Welcome to this sample collection which gathers together articles from notable contributors that appear in this archive, and provides you with links to view the articles on the Gale Primary Sources platform.
For this collection, we have curated sample articles from contributors that appear in the archive, ranging from internationally renown thinkers to respected journalists, all of which contributed content that serves as a resource for research. Please remember that this guide is a curation of sample content: there is a lot more available in the full archive, far beyond the examples we have selected here. If you would like to explore the content of the archive and see the functionality of the Gale Primary Sources platform, there is a link to start a free trial at the end of this guide, along with links to find your local representative if you have any questions.
Yasmin Alibhai-Brown (1949-) is a journalist and author, known for left-leaning political stance. She contributes a weekly column to The Independent, and has also written for the Daily Mail. Her journalism has gathered several prestigious awards, and was awarded an MBE for services to British journalism in 2001, which she returned in 2003 in protest over the war in Iraq. She has often been criticised for being overly politically correct, and often her views have caused offence, both to causes and people she supports and confronts.
Rosie Boycott (1951-) is a British journalist, former newspaper editor, and feminist. Before her career in journalism, she co-founded the feminist magazine Spare Rib, before becoming co-director of Virago Press, a publisher focusing on women’s writing. In 1996 she became editor of The Independent and The Independent on Sunday, running one its most famous campaigns for the legalization of cannabis in the UK. Outside of journalism, she has regularly featured on BBC programming.
Jonathan Fenby (1942-) is a journalist, editor and author, who served as a chief correspondent for The Economist before becoming home editor of The Independent at its beginning in 1986, a post he held until 1988. Since his editorship, he has continued to contribute frequently, specialising China, which he has covered for over 20 years. He also has a longstanding coverage of Europe, having covered the region for The Economist, The Times, and Reuters, and continues to lecture, write, and broadcast.
Robert Fisk (1946-) is a journalist who has covered the Middle East for over thirty years. After joining The Times in 1972, he initially covered the troubles in Northern Ireland, before becoming Middle East correspondent in 1988. His coverage from Lebanon during this time was risky, and he has been praised for his ability to get difficult interviews with figures such as Osama bin Laden and Saddam Hussein. After a story was altered, he left to join The Independent in 1988, where he covered a range of conflicts.
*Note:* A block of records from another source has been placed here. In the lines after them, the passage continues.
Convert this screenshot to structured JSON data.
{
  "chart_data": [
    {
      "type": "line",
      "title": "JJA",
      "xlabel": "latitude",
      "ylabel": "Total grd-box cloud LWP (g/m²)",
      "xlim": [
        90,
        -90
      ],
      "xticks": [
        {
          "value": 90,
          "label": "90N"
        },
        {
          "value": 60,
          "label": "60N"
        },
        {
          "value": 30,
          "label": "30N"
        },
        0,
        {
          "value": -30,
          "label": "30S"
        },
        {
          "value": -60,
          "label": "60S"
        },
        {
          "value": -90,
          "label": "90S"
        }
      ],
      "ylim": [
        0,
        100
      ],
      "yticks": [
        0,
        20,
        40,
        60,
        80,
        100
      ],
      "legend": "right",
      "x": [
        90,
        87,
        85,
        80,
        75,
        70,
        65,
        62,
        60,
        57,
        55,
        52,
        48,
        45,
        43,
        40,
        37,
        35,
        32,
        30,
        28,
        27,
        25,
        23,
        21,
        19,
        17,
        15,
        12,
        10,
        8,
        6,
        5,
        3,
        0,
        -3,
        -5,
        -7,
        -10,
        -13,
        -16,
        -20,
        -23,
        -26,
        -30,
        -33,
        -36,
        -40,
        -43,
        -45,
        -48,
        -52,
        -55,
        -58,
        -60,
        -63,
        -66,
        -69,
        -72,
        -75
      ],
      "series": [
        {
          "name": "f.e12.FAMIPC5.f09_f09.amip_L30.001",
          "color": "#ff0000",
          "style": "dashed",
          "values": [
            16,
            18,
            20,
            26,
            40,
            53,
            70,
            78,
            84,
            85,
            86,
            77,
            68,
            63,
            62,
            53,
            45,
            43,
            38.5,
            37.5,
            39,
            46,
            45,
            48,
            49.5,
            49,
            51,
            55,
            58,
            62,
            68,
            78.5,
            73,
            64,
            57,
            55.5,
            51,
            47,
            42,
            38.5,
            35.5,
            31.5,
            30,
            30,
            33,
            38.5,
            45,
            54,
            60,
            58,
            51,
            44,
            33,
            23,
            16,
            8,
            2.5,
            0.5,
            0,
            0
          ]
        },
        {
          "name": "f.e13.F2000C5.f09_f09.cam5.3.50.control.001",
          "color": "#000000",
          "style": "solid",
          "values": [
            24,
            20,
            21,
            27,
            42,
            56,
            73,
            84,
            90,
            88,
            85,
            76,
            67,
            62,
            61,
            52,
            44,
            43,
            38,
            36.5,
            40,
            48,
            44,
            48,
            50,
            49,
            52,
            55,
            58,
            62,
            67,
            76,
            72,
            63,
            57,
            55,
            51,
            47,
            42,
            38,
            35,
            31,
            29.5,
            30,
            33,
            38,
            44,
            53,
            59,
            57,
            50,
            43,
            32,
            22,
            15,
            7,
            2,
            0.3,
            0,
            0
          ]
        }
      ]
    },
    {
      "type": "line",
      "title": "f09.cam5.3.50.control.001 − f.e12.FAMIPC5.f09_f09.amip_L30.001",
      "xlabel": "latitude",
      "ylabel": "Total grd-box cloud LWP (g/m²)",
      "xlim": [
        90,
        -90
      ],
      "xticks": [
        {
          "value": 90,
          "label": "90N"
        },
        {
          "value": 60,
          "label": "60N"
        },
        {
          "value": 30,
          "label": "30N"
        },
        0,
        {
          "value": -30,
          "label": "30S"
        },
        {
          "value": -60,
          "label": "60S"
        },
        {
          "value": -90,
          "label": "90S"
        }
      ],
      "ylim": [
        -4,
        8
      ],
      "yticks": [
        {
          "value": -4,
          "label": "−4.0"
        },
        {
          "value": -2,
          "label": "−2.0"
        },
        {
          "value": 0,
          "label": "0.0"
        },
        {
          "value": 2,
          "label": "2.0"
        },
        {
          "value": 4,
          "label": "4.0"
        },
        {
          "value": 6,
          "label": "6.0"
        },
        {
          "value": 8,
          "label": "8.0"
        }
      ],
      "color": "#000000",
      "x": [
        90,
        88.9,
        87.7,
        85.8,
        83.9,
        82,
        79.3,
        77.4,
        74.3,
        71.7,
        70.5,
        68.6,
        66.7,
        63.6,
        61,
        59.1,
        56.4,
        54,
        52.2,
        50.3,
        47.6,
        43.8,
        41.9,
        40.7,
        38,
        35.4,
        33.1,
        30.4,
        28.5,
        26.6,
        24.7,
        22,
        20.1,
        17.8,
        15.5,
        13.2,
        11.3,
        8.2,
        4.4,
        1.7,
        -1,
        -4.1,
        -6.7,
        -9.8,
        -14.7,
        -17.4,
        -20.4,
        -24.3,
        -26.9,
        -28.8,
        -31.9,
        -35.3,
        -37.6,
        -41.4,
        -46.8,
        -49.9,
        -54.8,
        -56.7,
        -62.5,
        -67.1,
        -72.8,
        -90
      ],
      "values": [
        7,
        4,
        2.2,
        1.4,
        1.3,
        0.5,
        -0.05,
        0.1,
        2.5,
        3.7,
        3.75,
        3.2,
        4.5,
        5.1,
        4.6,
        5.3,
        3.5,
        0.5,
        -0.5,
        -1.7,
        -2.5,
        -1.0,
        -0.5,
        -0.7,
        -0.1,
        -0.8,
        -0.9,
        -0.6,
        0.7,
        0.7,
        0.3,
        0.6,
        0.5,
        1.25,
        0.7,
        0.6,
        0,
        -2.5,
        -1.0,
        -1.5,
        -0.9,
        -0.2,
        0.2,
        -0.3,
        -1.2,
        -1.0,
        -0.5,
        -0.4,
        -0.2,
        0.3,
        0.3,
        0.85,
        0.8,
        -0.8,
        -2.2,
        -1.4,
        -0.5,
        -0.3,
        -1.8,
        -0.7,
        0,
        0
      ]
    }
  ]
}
Howard Jacobson (1942-) is a novelist and broadcaster. After failing to make the shortlist for the Man Booker Prize twice, he became the first author to win the prize for a comic work in 2010. Alongside fiction, he regularly writes for The Independent. The Independent have also published extracts of his novels, and he has both fronted historical documentaries and appeared on various arts and culture programmes for the BBC and other major British television channels.
Hamish McRae (1943-) is associate editor of The Independent and financial journalist, and winner of the Business and Finance Journalist of the Year award from the British Press Association in 2006. He is known as an expert on emerging markets and the rise of Asian economies; and as futurist, being a thought leader on the impact of new technologies in society. Alongside his role at The Independent, he is acclaimed author and regular speaker at events, and regular appears on programming for the BBC.
William Rees-Mogg (1928-2012) was a journalist and newspaper editor, who began his journalistic career at the Financial Times in 1952 where he remained until 1960. He joined the Sunday Times, working up to deputy editor, before becoming editor of The Times in 1967. After the sale of Times Newspapers Ltd., he was replaced by Harold Evans. He contributed a comment column to The Independent from its beginning in 1986 until 1992, before returning as a columnist to The Times until his death.
Andreas Whittam-Smith (1937-) was one of the founders of The Independent, and the newspaper’s first editor. He is known primarily as a financial journalist, and had previously worked as editor of The Daily Telegraph. He left his role as editor of The Independent in 1993, but has continued to make regular contributions across a diverse range of subjects beyond finance and economics. Between 1998 and 2002 he also served as a president of the British Board of Film Classification.